Averne reached into his scarf and pulled out a narrow folded piece of paper. He nearly tore it in his urgency to get it open. Once he had it unfolded, he pulled an oil lamp over to read it by, and began adjusting controls on the ancient radio set in front of him.
“Wolfe,” he said sharply as he twirled the dial. He didn’t bother with the headset. “Wolfe, you’d better be there. I need to know what’s going on. Wolfe? Listen, you bag of pus! Listen to me!”
Henry rose to his feet and helped me to mine. Averne didn’t notice. “I’ll take c-care of him.” There was a fire in his eyes that hadn’t been there before. I watched as he flicked my folded coat open with his single hand and carefully drew one of the vials out. He then slowly made his way toward Averne, approaching from the back and side.
“Wolfe!” Averne grabbed the headset and put it on, having finished with the dials. “Wolfe, come in! You’d better be doing your job! I need to know where we are!”
With that, Henry grabbed Averne’s scarf and tore it free.
Behind it was a worm-skinned, sickly looking man with a scraggly beard and mustache.

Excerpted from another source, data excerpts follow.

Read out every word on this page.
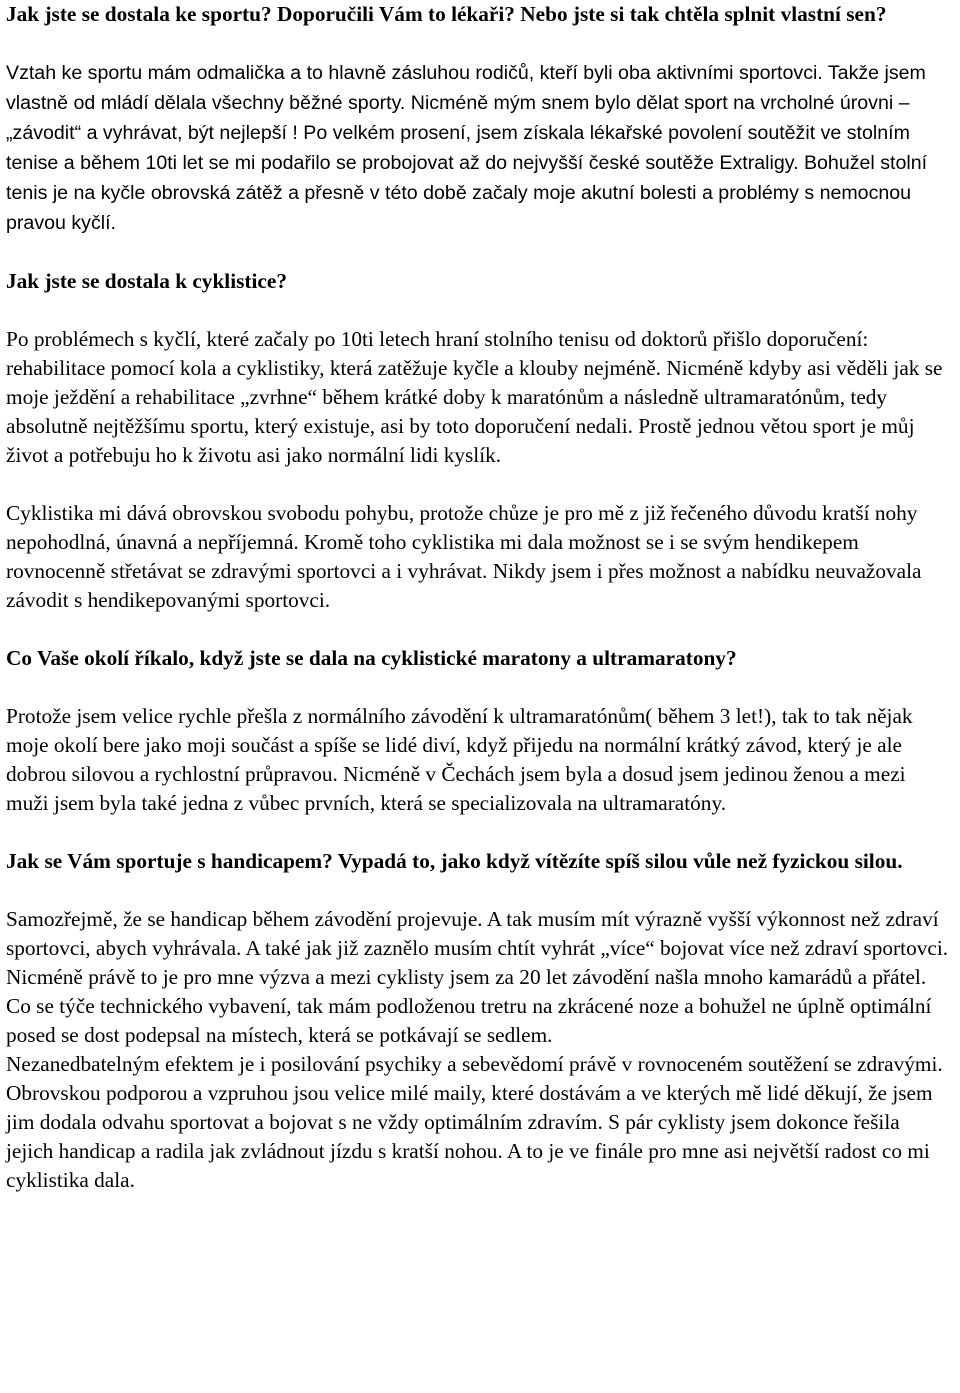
Jak jste se dostala ke sportu? Doporučili Vám to lékaři? Nebo jste si tak chtěla splnit vlastní sen?

Vztah ke sportu mám odmalička a to hlavně zásluhou rodičů, kteří byli oba aktivními sportovci. Takže jsem vlastně od mládí dělala všechny běžné sporty. Nicméně mým snem bylo dělat sport na vrcholné úrovni – „závodit“ a vyhrávat, být nejlepší ! Po velkém prosení, jsem získala lékařské povolení soutěžit ve stolním tenise a během 10ti let se mi podařilo se probojovat až do nejvyšší české soutěže Extraligy. Bohužel stolní tenis je na kyčle obrovská zátěž a přesně v této době začaly moje akutní bolesti a problémy s nemocnou pravou kyčlí.

Jak jste se dostala k cyklistice?

Po problémech s kyčlí, které začaly po 10ti letech hraní stolního tenisu od doktorů přišlo doporučení: rehabilitace pomocí kola a cyklistiky, která zatěžuje kyčle a klouby nejméně. Nicméně kdyby asi věděli jak se moje ježdění a rehabilitace „zvrhne“ během krátké doby k maratónům a následně ultramaratónům, tedy absolutně nejtěžšímu sportu, který existuje, asi by toto doporučení nedali. Prostě jednou větou sport je můj život a potřebuju ho k životu asi jako normální lidi kyslík.

Cyklistika mi dává obrovskou svobodu pohybu, protože chůze je pro mě z již řečeného důvodu kratší nohy nepohodlná, únavná a nepříjemná. Kromě toho cyklistika mi dala možnost se i se svým hendikepem rovnocenně střetávat se zdravými sportovci a i vyhrávat. Nikdy jsem i přes možnost a nabídku neuvažovala závodit s hendikepovanými sportovci.

Co Vaše okolí říkalo, když jste se dala na cyklistické maratony a ultramaratony?

Protože jsem velice rychle přešla z normálního závodění k ultramaratónům( během 3 let!), tak to tak nějak moje okolí bere jako moji součást a spíše se lidé diví, když přijedu na normální krátký závod, který je ale dobrou silovou a rychlostní průpravou. Nicméně v Čechách jsem byla a dosud jsem jedinou ženou a mezi muži jsem byla také jedna z vůbec prvních, která se specializovala na ultramaratóny.

Jak se Vám sportuje s handicapem? Vypadá to, jako když vítězíte spíš silou vůle než fyzickou silou.

Samozřejmě, že se handicap během závodění projevuje. A tak musím mít výrazně vyšší výkonnost než zdraví sportovci, abych vyhrávala. A také jak již zaznělo musím chtít vyhrát „více“ bojovat více než zdraví sportovci. Nicméně právě to je pro mne výzva a mezi cyklisty jsem za 20 let závodění našla mnoho kamarádů a přátel.

Co se týče technického vybavení, tak mám podloženou tretru na zkrácené noze a bohužel ne úplně optimální posed se dost podepsal na místech, která se potkávají se sedlem.

Nezanedbatelným efektem je i posilování psychiky a sebevědomí právě v rovnoceném soutěžení se zdravými. Obrovskou podporou a vzpruhou jsou velice milé maily, které dostávám a ve kterých mě lidé děkují, že jsem jim dodala odvahu sportovat a bojovat s ne vždy optimálním zdravím. S pár cyklisty jsem dokonce řešila jejich handicap a radila jak zvládnout jízdu s kratší nohou. A to je ve finále pro mne asi největší radost co mi cyklistika dala.
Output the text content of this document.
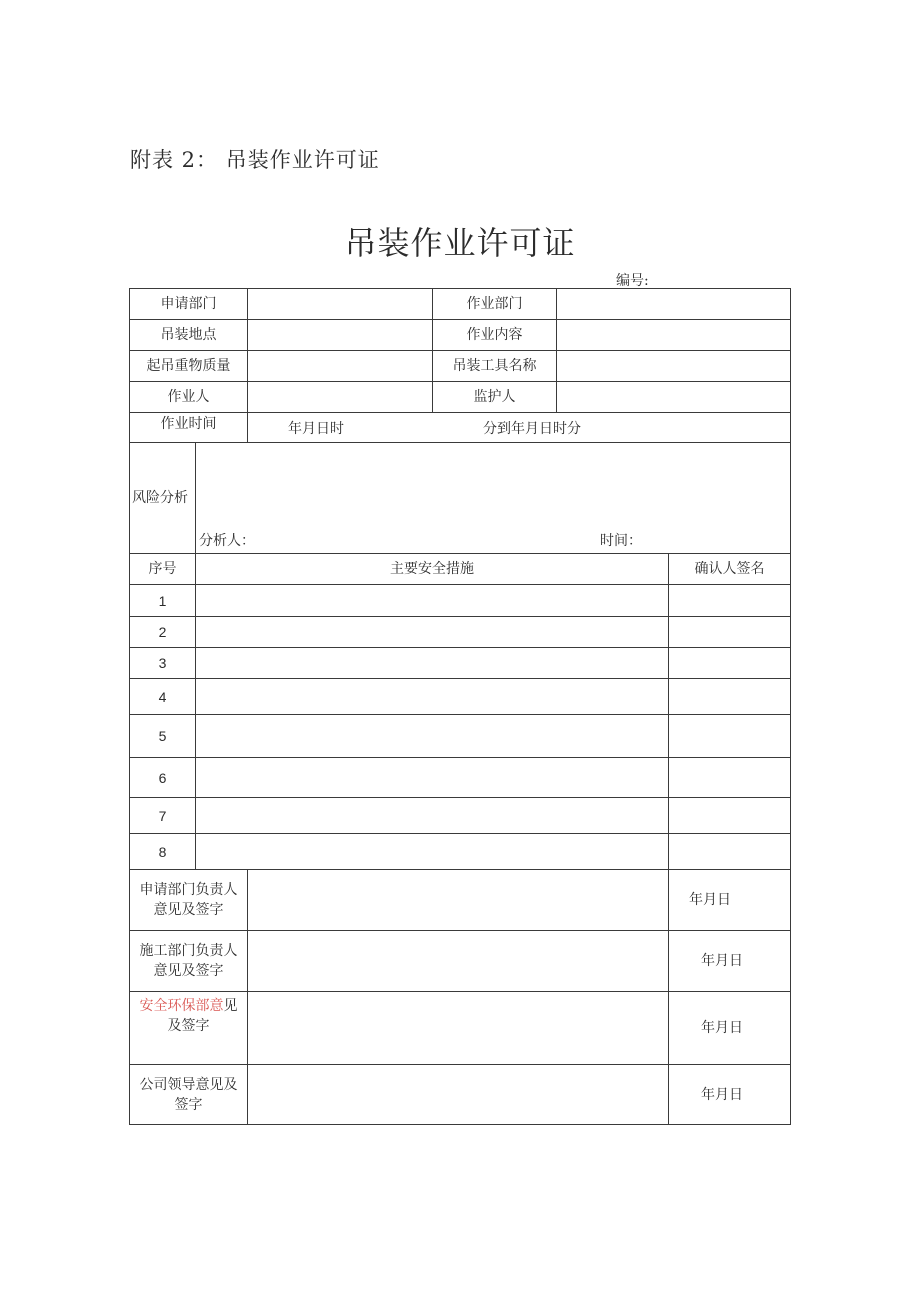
附表 2： 吊装作业许可证
吊装作业许可证
编号:
申请部门			作业部门		
吊装地点			作业内容		
起吊重物质量			吊装工具名称		
作业人			监护人		
作业时间		年月日时 分到年月日时分			

风险分析	分析人： 时间：				

序号	主要安全措施				确认人签名
1					
2					
3					
4					
5					
6					
7					
8					

申请部门负责人
意见及签字					年月日

施工部门负责人
意见及签字					年月日

安全环保部意见
及签字					年月日

公司领导意见及
签字					年月日
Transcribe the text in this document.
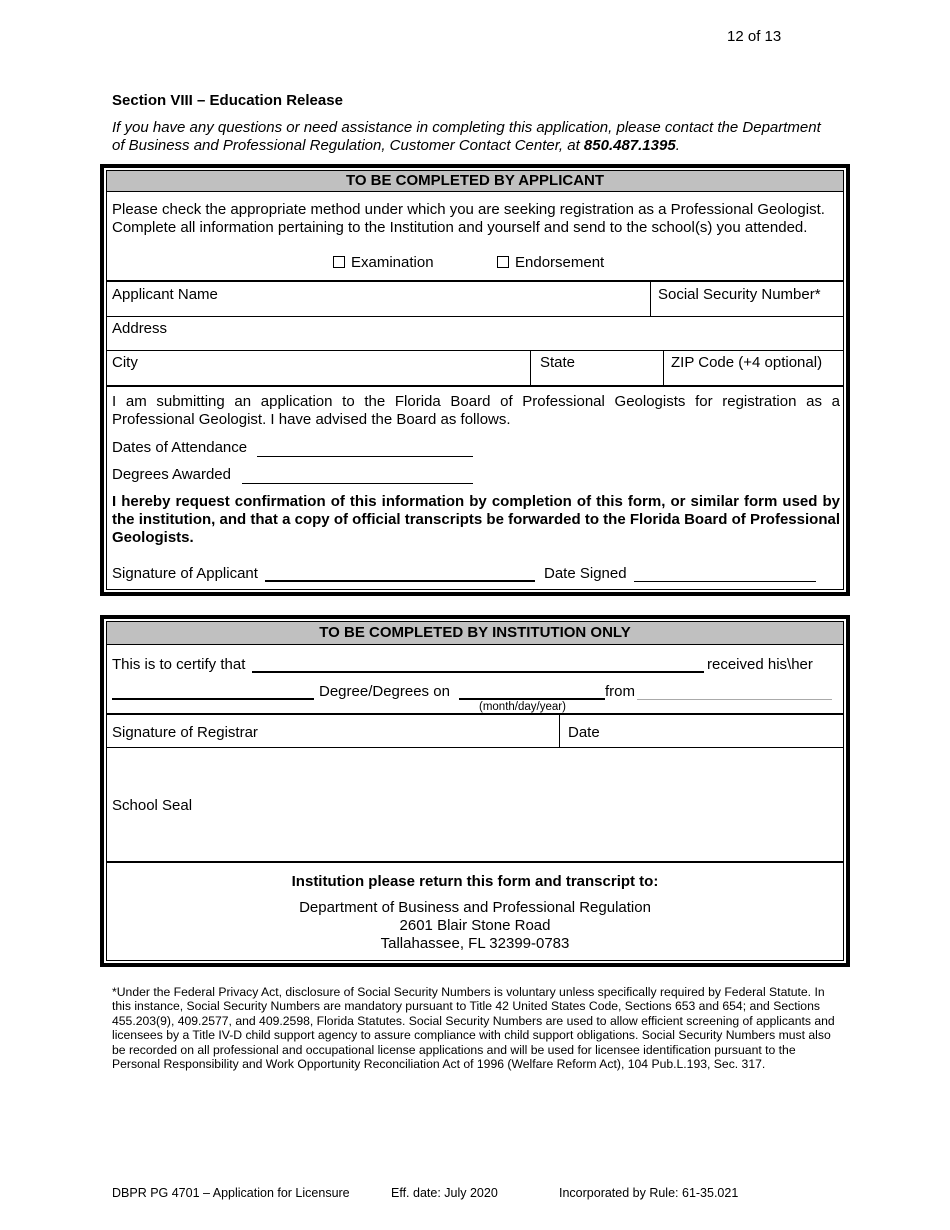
12 of 13
Section VIII – Education Release
If you have any questions or need assistance in completing this application, please contact the Department of Business and Professional Regulation, Customer Contact Center, at 850.487.1395.
TO BE COMPLETED BY APPLICANT
Please check the appropriate method under which you are seeking registration as a Professional Geologist. Complete all information pertaining to the Institution and yourself and send to the school(s) you attended.
Examination	Endorsement
Applicant Name	Social Security Number*
Address
City	State	ZIP Code (+4 optional)
I am submitting an application to the Florida Board of Professional Geologists for registration as a Professional Geologist. I have advised the Board as follows.
Dates of Attendance
Degrees Awarded
I hereby request confirmation of this information by completion of this form, or similar form used by the institution, and that a copy of official transcripts be forwarded to the Florida Board of Professional Geologists.
Signature of Applicant	Date Signed
TO BE COMPLETED BY INSTITUTION ONLY
This is to certify that	received his\her
Degree/Degrees on	from
(month/day/year)
Signature of Registrar	Date
School Seal
Institution please return this form and transcript to:
Department of Business and Professional Regulation
2601 Blair Stone Road
Tallahassee, FL 32399-0783
*Under the Federal Privacy Act, disclosure of Social Security Numbers is voluntary unless specifically required by Federal Statute. In this instance, Social Security Numbers are mandatory pursuant to Title 42 United States Code, Sections 653 and 654; and Sections 455.203(9), 409.2577, and 409.2598, Florida Statutes. Social Security Numbers are used to allow efficient screening of applicants and licensees by a Title IV-D child support agency to assure compliance with child support obligations. Social Security Numbers must also be recorded on all professional and occupational license applications and will be used for licensee identification pursuant to the Personal Responsibility and Work Opportunity Reconciliation Act of 1996 (Welfare Reform Act), 104 Pub.L.193, Sec. 317.
DBPR PG 4701 – Application for Licensure	Eff. date: July 2020	Incorporated by Rule: 61-35.021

He might’ve been hale at one point, but his flesh was now toneless, his teeth yellow, the skin around his nose inflamed. He opened his mouth to scream and curse at us, and Henry leveled his arm back and let him have it. Averne fell from his chair to the salt and clawed at it, attempting to push himself up.
“Monsters!” he bellowed, blood dripping from the corner of his mouth. “Demons from hell!”
Before he could get up, Henry sat on his chest and jammed the test tube halfway into his open mouth. “Break that glass, you’re d-dead.” Henry held onto the other end of the tube, keeping it firmly in place. Averne’s eyes widened and he stayed where he was. It was an unconventional ring through the nose, but it worked.